# Buckeye Lake Carp Event (June 6-8)



## TimJC (Apr 6, 2004)

There is going to be a carp fishing get together this weekend on Buckeye Lake that will be hosted Carp Angler's Group member Buckeye Bob Bernowski. If you have some time or want to learn about carp fishing stop on by. I'm not sure if I will be there myself, but if I am it will likely be in the evening for a night session.
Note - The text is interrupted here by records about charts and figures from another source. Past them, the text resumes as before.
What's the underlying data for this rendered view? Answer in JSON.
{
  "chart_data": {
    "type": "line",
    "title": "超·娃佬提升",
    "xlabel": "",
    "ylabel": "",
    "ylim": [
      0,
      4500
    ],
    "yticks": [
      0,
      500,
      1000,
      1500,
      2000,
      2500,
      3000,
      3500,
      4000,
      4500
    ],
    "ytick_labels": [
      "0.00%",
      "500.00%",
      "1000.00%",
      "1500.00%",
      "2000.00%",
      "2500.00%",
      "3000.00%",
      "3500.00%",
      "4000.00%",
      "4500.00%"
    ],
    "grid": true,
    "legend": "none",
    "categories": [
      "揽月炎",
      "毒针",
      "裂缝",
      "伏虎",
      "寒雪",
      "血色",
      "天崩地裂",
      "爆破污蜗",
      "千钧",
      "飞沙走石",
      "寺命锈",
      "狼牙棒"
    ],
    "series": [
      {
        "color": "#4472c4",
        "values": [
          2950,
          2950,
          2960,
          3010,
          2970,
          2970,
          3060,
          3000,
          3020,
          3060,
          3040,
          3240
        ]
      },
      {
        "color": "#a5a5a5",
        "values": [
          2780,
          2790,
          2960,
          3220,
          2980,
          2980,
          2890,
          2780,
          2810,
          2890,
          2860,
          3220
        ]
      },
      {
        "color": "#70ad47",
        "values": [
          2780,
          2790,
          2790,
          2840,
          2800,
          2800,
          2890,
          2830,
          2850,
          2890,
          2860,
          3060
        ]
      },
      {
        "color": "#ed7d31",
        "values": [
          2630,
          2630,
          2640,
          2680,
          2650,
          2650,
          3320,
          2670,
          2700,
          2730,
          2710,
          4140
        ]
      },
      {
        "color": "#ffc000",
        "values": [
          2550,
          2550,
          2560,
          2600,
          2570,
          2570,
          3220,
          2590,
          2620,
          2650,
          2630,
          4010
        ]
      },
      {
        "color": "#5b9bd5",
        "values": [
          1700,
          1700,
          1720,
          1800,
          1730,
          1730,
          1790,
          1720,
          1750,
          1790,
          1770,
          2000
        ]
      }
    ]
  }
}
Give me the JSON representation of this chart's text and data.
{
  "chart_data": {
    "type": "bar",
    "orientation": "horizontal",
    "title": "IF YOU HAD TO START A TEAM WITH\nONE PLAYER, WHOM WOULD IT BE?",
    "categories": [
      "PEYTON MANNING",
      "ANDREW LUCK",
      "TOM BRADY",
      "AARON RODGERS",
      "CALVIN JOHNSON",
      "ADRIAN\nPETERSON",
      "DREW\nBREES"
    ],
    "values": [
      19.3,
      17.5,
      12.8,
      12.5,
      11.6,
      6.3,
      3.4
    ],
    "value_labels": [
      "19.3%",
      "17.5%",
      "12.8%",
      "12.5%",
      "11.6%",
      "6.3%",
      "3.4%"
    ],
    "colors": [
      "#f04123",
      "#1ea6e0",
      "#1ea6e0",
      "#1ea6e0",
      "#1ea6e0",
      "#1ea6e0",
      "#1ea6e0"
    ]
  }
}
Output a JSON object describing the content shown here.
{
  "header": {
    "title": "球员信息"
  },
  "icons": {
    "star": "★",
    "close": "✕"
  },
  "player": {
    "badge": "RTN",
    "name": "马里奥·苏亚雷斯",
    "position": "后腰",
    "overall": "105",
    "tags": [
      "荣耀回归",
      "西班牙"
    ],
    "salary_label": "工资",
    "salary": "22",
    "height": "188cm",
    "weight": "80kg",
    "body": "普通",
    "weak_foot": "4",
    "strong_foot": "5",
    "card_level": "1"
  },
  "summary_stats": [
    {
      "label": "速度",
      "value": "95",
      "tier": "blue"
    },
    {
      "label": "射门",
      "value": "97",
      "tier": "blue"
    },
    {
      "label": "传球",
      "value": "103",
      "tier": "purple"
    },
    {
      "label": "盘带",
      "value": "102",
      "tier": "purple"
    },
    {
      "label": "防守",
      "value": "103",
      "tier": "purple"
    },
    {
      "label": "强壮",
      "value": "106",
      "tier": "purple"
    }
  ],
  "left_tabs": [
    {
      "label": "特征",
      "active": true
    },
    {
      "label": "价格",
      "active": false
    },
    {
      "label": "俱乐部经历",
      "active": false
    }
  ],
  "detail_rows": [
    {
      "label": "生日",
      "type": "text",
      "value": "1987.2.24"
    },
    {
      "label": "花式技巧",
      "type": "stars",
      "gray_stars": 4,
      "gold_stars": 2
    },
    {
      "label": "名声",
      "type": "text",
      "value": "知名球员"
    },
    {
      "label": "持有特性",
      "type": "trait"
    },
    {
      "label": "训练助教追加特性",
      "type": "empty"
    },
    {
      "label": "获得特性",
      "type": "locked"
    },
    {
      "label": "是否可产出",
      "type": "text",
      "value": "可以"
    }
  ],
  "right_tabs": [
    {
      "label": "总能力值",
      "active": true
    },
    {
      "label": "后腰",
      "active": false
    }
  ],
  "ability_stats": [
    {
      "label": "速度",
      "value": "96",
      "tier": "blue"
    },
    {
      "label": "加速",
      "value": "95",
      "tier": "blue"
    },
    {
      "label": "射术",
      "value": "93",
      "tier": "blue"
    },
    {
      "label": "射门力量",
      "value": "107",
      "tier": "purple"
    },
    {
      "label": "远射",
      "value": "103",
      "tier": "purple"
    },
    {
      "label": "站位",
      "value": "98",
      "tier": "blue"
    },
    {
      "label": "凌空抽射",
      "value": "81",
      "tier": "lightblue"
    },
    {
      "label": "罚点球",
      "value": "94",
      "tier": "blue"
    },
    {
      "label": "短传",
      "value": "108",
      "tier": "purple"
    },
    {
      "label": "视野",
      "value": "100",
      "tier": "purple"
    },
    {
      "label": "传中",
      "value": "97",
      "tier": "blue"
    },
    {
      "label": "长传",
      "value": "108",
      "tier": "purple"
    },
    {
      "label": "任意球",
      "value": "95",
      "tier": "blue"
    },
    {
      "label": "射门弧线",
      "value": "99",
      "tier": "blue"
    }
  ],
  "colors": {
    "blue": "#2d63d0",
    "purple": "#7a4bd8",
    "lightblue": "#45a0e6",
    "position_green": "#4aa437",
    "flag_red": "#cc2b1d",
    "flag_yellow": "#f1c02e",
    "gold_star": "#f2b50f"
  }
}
More information can be found at these links:
http://www.carpanglersgroup.com/forum/index.php?showtopic=29105
http://www.carpanglersgroup.com/forum/index.php?showtopic=29312&st=0&gopid=398468&#entry398468




> CAG Ohio-Buckeye Lake Fish In
> Brooks Park
> Millersport, Ohio
> 
> ...


----------



## misfit (Apr 5, 2004)

i might have to stop by just to see bob.been a long time since i've seen or heard from him.who knows,i might bring a pole and can of corn along


----------



## crappielooker (Apr 5, 2004)

rick.. just make sure you don't bring out the red reel of yours.. surely you wouldn't want to lose it(and then get it back) again..  
ps.. take lotsa pics.


----------



## misfit (Apr 5, 2004)

LOL.how did i know you'd bring that up?
one day i'll have that thing bronzed and hang it on the wall 
hope life's treating you good,dood


----------



## TimJC (Apr 6, 2004)

Just make sure you have some treble hooks to retrieve it when it inevitably goes into the water.


----------



## misfit (Apr 5, 2004)

just keep the jet skiers away,and it might be safe


----------



## cwcarper (Apr 5, 2004)

I'll be there for sure...maybe Friday night but definitely on Saturday.


----------



## Garyoutlaw77 (Feb 3, 2005)

think I'm in & might bring my Brother


----------



## Ðe§perado™ (Apr 15, 2004)

Sounds like a great time. Good Luck!!


----------